Jackson responded "It has not been fixed, it will be fixed as soon as possible and backported to the 1.7 beta branch."
Stefan Penner -- member of the core Ember.js team -- elaborated:
The fix is Brian Donovan's new bundle format for the square/es6-module-transpiler. It removes the AMD loader entirely, and it also yields smaller overall builds. The block here has just been improving and removing invalid cycles within ember-core.
Additionally, the boot issue likely doesn't matter on desktop browsers, but we saw lots of time burnt on Android browsers.
However, this delay has been largely unremarked upon by the Ember community, with users excited about the new features in version 1.6 and the promise of 1.7.
Among the notable changes to the latest release are an updated Ember.computed.empty, an improved cache lookup throughput, test friendly promises, and numerous bug fixes. Jackson notes that the update to Ember.computed.empty means that it now automatically respects arrays without forcing users to use array.[] as the dependent key.

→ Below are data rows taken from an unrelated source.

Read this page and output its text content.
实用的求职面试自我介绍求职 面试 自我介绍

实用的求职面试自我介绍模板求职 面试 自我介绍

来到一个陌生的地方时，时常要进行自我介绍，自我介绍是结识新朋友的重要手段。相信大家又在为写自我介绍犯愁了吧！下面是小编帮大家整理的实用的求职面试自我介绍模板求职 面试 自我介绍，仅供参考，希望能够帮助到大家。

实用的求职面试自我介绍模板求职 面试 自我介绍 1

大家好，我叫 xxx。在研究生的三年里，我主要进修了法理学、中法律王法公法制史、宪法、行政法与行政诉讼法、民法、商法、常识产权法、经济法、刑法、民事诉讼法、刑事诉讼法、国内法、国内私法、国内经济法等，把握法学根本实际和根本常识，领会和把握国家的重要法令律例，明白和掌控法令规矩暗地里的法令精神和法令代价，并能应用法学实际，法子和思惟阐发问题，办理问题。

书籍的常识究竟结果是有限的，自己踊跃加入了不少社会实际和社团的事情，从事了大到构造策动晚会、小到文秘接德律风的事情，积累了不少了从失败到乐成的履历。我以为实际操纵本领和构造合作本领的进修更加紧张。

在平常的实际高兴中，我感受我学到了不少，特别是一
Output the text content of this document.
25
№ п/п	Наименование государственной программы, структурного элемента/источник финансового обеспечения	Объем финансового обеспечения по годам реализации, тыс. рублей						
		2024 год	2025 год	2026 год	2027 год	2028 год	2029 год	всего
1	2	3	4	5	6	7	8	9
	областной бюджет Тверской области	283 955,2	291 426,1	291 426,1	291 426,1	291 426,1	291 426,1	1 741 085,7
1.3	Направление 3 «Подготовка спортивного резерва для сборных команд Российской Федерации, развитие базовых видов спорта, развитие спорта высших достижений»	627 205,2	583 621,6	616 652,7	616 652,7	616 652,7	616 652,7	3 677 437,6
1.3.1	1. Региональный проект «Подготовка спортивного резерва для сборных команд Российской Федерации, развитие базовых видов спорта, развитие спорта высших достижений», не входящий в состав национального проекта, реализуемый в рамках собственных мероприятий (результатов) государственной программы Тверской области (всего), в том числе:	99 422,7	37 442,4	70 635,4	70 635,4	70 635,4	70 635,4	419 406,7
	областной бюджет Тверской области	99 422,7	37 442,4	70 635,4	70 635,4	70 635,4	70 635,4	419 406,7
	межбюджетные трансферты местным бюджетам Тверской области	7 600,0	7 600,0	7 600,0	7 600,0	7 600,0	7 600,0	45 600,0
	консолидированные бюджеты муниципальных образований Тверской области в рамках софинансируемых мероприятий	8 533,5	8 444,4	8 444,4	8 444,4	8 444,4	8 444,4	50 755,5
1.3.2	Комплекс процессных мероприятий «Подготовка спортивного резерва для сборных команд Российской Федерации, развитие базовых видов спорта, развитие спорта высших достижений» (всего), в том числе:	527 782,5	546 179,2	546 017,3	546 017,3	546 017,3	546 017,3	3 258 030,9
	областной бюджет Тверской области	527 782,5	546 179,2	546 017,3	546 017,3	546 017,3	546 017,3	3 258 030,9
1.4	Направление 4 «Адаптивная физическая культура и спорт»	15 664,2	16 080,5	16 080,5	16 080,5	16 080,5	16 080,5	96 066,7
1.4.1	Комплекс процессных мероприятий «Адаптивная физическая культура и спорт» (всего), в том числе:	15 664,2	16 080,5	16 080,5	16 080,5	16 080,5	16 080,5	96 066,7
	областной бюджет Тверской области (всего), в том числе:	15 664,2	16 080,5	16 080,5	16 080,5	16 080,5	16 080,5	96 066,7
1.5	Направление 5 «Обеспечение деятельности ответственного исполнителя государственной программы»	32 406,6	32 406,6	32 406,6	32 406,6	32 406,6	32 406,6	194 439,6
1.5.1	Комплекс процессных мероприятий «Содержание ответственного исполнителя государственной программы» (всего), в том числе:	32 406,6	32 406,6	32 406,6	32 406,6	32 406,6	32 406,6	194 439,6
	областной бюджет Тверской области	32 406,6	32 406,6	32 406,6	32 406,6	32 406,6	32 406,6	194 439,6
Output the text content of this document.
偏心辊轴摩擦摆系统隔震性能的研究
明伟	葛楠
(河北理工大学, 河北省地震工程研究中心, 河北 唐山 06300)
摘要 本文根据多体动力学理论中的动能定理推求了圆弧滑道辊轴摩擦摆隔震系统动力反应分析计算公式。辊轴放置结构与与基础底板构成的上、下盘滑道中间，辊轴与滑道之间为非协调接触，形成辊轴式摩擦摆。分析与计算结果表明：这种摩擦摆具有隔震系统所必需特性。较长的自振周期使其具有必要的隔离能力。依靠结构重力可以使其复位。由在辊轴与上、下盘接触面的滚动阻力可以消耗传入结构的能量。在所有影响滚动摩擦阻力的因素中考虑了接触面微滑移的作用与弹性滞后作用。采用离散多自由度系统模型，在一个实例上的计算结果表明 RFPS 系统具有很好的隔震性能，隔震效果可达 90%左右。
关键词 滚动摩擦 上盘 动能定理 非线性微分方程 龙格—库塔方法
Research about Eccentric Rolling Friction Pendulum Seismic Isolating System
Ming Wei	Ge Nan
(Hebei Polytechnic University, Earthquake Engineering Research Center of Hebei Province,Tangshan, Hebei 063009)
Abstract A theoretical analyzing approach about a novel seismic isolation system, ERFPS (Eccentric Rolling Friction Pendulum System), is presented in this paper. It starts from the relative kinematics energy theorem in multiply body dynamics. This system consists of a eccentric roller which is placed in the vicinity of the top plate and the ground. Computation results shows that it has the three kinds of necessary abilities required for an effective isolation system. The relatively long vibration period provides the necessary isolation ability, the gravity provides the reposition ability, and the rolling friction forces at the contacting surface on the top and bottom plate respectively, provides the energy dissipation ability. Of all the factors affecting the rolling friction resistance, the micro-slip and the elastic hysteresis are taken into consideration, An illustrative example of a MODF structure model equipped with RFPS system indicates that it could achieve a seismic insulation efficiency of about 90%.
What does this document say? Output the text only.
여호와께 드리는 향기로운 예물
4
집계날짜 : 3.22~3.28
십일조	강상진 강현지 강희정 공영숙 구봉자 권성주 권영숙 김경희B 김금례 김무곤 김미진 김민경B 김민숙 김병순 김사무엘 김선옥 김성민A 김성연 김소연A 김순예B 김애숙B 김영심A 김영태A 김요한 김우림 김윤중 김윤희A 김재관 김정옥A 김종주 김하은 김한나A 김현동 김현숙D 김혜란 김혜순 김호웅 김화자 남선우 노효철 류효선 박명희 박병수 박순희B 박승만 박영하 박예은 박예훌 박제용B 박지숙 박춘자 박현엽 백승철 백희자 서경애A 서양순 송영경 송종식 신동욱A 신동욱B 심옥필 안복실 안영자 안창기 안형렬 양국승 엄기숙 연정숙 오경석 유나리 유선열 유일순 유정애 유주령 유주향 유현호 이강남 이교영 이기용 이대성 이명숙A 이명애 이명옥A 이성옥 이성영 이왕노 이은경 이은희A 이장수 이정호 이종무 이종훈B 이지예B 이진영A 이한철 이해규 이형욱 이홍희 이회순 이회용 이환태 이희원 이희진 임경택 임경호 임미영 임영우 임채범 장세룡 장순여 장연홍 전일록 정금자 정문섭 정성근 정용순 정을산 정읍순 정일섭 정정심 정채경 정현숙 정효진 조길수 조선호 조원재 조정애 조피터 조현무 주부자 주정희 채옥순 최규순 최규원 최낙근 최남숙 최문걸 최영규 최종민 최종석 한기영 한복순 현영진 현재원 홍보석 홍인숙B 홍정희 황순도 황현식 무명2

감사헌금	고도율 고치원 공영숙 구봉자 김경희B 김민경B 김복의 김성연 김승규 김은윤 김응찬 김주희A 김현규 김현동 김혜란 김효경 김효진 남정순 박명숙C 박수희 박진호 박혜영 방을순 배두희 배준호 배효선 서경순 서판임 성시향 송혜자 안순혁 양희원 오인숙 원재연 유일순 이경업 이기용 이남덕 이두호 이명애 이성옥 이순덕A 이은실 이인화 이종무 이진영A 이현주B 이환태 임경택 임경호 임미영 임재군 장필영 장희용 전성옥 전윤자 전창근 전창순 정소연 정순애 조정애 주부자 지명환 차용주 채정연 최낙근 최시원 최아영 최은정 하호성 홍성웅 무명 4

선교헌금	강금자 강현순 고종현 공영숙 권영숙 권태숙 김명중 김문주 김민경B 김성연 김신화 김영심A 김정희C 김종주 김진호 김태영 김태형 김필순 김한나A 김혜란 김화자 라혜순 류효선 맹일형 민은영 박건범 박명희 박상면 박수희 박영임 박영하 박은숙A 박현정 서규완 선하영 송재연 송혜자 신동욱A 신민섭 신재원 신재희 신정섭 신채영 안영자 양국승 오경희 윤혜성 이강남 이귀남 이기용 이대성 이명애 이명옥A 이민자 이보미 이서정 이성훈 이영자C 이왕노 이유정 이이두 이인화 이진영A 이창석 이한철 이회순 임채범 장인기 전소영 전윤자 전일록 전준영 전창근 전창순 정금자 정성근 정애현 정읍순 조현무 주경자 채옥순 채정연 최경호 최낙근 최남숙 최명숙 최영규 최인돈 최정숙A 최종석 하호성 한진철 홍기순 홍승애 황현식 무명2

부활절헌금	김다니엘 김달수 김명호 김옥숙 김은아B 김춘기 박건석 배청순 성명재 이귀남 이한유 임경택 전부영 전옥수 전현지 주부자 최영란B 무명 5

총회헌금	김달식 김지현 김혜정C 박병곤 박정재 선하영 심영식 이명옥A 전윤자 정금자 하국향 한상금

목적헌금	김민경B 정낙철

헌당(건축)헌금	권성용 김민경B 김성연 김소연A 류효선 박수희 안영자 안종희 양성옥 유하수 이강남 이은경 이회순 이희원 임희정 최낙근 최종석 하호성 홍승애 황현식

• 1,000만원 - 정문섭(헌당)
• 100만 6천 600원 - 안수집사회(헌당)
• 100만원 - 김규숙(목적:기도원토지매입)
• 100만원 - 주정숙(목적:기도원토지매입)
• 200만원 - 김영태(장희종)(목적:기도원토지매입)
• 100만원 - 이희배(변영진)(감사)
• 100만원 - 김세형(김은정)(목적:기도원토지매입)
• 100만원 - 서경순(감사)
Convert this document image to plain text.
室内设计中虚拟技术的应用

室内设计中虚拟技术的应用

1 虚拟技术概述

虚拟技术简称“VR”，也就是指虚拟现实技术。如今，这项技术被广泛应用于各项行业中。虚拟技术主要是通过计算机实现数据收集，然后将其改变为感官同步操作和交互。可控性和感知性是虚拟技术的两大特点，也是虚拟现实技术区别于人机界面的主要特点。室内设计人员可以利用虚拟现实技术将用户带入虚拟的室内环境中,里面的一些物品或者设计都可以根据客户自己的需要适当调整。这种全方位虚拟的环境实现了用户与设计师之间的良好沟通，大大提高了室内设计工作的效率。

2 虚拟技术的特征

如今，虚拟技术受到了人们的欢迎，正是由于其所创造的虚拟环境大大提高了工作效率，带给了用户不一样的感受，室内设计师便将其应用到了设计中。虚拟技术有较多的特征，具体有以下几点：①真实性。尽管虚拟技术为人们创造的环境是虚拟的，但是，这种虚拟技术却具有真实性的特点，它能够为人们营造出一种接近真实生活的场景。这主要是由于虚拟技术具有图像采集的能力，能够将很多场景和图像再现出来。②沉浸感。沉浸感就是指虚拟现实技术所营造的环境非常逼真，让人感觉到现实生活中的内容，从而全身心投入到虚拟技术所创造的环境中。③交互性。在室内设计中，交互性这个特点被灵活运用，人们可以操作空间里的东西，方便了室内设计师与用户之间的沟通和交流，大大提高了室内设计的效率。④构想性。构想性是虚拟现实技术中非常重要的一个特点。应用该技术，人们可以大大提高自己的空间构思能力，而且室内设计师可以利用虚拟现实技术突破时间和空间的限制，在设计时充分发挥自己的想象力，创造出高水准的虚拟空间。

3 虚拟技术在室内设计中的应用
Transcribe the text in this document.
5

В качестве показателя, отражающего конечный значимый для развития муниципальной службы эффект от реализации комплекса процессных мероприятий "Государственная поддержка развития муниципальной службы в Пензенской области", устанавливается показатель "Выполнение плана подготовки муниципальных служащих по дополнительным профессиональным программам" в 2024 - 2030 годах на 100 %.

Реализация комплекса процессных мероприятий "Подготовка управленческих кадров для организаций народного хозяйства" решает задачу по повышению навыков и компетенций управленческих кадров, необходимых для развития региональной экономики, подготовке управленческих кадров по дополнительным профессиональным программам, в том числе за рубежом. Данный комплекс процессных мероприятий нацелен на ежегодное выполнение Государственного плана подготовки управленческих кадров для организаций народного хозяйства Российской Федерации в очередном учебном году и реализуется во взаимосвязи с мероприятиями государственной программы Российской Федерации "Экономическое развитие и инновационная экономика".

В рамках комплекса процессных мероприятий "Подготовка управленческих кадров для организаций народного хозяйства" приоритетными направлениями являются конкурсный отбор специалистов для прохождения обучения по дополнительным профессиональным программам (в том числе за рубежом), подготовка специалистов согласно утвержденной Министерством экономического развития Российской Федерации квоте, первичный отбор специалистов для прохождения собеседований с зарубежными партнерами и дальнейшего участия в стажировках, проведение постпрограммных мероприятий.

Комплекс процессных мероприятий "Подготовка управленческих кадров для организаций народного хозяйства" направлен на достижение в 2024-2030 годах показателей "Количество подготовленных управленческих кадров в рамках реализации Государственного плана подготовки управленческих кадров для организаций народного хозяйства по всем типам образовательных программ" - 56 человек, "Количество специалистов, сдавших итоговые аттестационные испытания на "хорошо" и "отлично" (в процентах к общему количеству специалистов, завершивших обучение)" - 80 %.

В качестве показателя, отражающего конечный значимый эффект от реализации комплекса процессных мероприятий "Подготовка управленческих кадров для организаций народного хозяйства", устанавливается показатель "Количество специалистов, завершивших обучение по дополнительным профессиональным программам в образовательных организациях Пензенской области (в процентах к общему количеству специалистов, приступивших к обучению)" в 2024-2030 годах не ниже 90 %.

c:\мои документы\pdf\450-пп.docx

Explaining the test friendly promises, Jackson said:
With 1.5.1 you were forced to wrap any Promise resolve and/or reject calls in an Ember.run loop while in testing, but the same code did not need to be wrapped in a run loop for normal operation. In 1.6 you do not need to do this promise run loop wrapping simply for the purposes of testing.
With the 1.6 release announcement came the beta release of version 1.7, including query params support, enabled by default in 1.7. The announcement was greeted warmly by users in the community. Adrian Meredith, software engineer for NetNames, commented:
I just updated my app with the latest query params, it works! (after the necessary updates). It's looking much better than when I tried canary about a month ago. Good work guys.
Other improvements to Ember 1.7 include:
- ember-routing-consistent-resources
- uuid is now consistently used across the project
- Ember.uuid is now an internal function instead of a property on Ember itself
Ember.js is released via an MIT licence. InfoQ readers can contribute to Ember.js via its GitHub project. Version 1.7 is expected to be released on schedule.